Her work at Associated Press caught the attention of The Wall Street Journal, which hired her in 1945 as a reporter for its bureau in their Washington D.C. bureau, where she became one of the newspaper's first female reporters. She was the only woman on the staff of the WSJ at the time of her hiring. Her assignments included the Truman administration and the newspaper's aviation and transportation beats. In November 1947, Thompson flew to California, where she witnessed and covered the first, and only, flight of the Spruce Goose (Hughes H-4 Hercules), the prototype aircraft created by Howard Hughes.

In 1950, she relocated to Oklahoma, where she worked as an correspondent for several national publications. She also wrote for several Tulsa-based organizations, including the Tulsa Boys Home and Tulsa Ballet. She was hired by the Gilcrease Museum to write biographies of artists, including "O. C. Seltzer, Painter of the Old West" and "William de la Montagne Cary, Artist on the Missouri River," which were published by the University of Oklahoma. She also authored a history of the Tulsa City-County Library, "Tulsa City-County Library: 1912–1991," which was published in 1991.

In 1977, Thompson was hired by the Tulsa World as a book editor, columnist, and was highly involved with the Tulsa Press Club.

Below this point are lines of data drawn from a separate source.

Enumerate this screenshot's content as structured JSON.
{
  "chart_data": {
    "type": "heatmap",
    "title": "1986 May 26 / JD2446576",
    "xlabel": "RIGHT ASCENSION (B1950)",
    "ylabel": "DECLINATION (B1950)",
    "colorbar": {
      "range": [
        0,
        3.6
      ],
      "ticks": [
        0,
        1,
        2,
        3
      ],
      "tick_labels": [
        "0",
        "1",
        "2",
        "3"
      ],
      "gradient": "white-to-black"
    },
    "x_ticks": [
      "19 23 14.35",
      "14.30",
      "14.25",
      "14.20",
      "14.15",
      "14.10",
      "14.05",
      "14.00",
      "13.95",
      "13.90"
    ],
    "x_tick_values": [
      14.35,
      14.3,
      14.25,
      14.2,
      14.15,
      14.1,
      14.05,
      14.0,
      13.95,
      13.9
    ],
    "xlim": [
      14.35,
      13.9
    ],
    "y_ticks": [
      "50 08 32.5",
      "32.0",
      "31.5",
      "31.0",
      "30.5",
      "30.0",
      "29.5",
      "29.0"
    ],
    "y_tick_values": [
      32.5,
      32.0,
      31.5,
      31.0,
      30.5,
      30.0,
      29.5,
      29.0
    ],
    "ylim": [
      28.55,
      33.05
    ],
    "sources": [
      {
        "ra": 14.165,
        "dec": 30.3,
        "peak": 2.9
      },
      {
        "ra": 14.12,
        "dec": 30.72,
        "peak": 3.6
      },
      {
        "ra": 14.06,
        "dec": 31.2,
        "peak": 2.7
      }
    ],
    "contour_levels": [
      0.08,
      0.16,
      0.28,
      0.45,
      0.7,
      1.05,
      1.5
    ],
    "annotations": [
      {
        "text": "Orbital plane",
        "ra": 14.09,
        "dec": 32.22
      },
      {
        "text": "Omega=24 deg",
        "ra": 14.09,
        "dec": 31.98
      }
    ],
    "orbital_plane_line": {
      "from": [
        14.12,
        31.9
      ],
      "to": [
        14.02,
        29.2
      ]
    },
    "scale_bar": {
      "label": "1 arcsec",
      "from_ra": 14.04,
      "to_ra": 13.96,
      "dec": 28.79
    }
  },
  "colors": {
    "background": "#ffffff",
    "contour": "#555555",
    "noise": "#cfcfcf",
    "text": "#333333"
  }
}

She lived in Tulsa for 45 years until 1995, when she moved to Sarasota, Florida with her second husband, T.K. Thompson. She continued to write biographies of new residents of her Florida retirement community.

==Personal life==
Thompson met her first husband, the late John Ladner, a U.S. Navy commander from Tulsa, Oklahoma, while working in Washington, D.C. She and Ladner, who later became a Tulsa district judge, moved to Oklahoma shortly after their 1950 wedding.

==Death==
Thompson died in Sarasota, Florida, on June 25, 2013, at age of 95. She was survived by her three children, Mary Pat Robertson, Helen Ladner, and Edward Ladner. She was widowed by both her first and second husbands, John Ladner, who died in 1983, and T. K. Thompson.